I dislike the term “margin of error” because it implies (to me anyway) that the error cannot be greater than the margin. However, when designing a study, (an event that I have been involved in like only once) knowledge of the likely “margin of error” as a function of npq and the implications for survey design and sample size seem useful to me.

Bob

4. zbicyclist says:

Yes, it’s a lower bound.

But what’s often not appreciated is the main reason WHY it is a lower bound — and in particular why a larger sample size doesn’t help all that much.

The basic equation: Total Error ^2 = Sampling Error ^2 + Bias ^2

Sample size has no effect on bias. In fact, when you get to really large data sets, the sampling error can be practically nonexistent, and nearly all the error comes from bias terms.

5. Jose M. Vidal-Sanz says:

In many academic studies response rates can be low. But in marketing research, response rates are not as bad as a 10% when a relevante problema is at stake, in these cases firms often provide respondents with economic incentives that can lead up to an 80% response rate or even higher. It all depends on the size of the incentive, the effort required to the respondants must be balanced, and the study should be well managed (e.g, if there is some flexibility to arrange an appointment at a convenient time, follow up rejections, and the type of interview, the writing of the questionnaire, etc.). For lesser problems, however, firms do not invest much and one can find samples with self selection associated to low response rates, but the truth is that in this cases marketers do not even use representative samples (this would make the study more expensive) but convenience samples. in these cases the analysis is considered from a exploratory perspective, and marketing analysts use the results with some caution (as they also do with qualitative research studies). In any case, there are not universal rules here, so that some companies take more care than others. Market research companies charge more for studies based on representative samples, and firms need to evaluate the cost-benefit consequences of each study.

• zbicyclist says:

80% is by no means a representative response rate for marketing research studies, although I have no doubt there’s some study somewhere that has achieved this among a highly motivated group.

For example, the MRA numbers are higher for customer lists than for general population surveys, 22% versus 14%. http://www.marketingresearch.org/survey-nonresponse

The MRA page claims 14.4% response rate in 2007 for the general population. That’s consistent with the Pew numbers:

The Pew work (which is what Andrew is citing with his 91% nonresponse number) shows 9% in 2012, but 21% in 2006 and 15% in 2009, which suggests that marketing research studies in general are a bit lower in response rate. [This may be definitional; I did not verify that the definition of ‘response rate’ was comparable.]

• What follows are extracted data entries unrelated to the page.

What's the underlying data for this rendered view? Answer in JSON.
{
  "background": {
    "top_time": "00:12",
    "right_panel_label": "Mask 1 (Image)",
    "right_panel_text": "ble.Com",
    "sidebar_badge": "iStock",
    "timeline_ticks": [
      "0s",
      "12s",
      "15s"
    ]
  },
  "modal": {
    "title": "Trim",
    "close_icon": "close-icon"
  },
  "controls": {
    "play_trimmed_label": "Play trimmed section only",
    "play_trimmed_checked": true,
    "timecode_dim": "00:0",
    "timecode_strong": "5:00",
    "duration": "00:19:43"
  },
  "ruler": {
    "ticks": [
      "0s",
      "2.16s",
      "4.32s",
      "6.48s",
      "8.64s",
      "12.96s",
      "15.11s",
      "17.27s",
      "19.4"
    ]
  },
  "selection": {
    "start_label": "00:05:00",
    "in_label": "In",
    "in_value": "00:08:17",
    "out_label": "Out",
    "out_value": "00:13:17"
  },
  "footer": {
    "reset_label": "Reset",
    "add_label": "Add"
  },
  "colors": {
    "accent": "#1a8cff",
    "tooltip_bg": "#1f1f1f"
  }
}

• Jose M. Vidal-Sanz says:

Certainly not, because many studies do not support really important decisions. Minor decision are often based on ad hoc studies which tend to be based on non representative samples. But even for small regular decisions, companies often get good data from representative samples. The reason is that many companies buy data from syndicated services and omnibus studies. For example the customer panel and the retail panel from AC Nielsen collect consumption and sales data using representative samples at multiple countries. Companies just buy access to these data from a specific category at a lower price, and the cost of the study is less relevant because the same data are sold to thousands of companies all around the globe. So in the business world, things are not as dramatic as a 10% repose rate.

• JD Deitch says:

Jose, there’s a difference between “representative sample” and a “probability based sample”. AFAIK, among the major MR firms, GfK is the only one to lay claim to the latter.

6. Jose M. Vidal-Sanz says:

What I mean is that a single source of representative data is widely used for many companies, cost sharing is a key issue.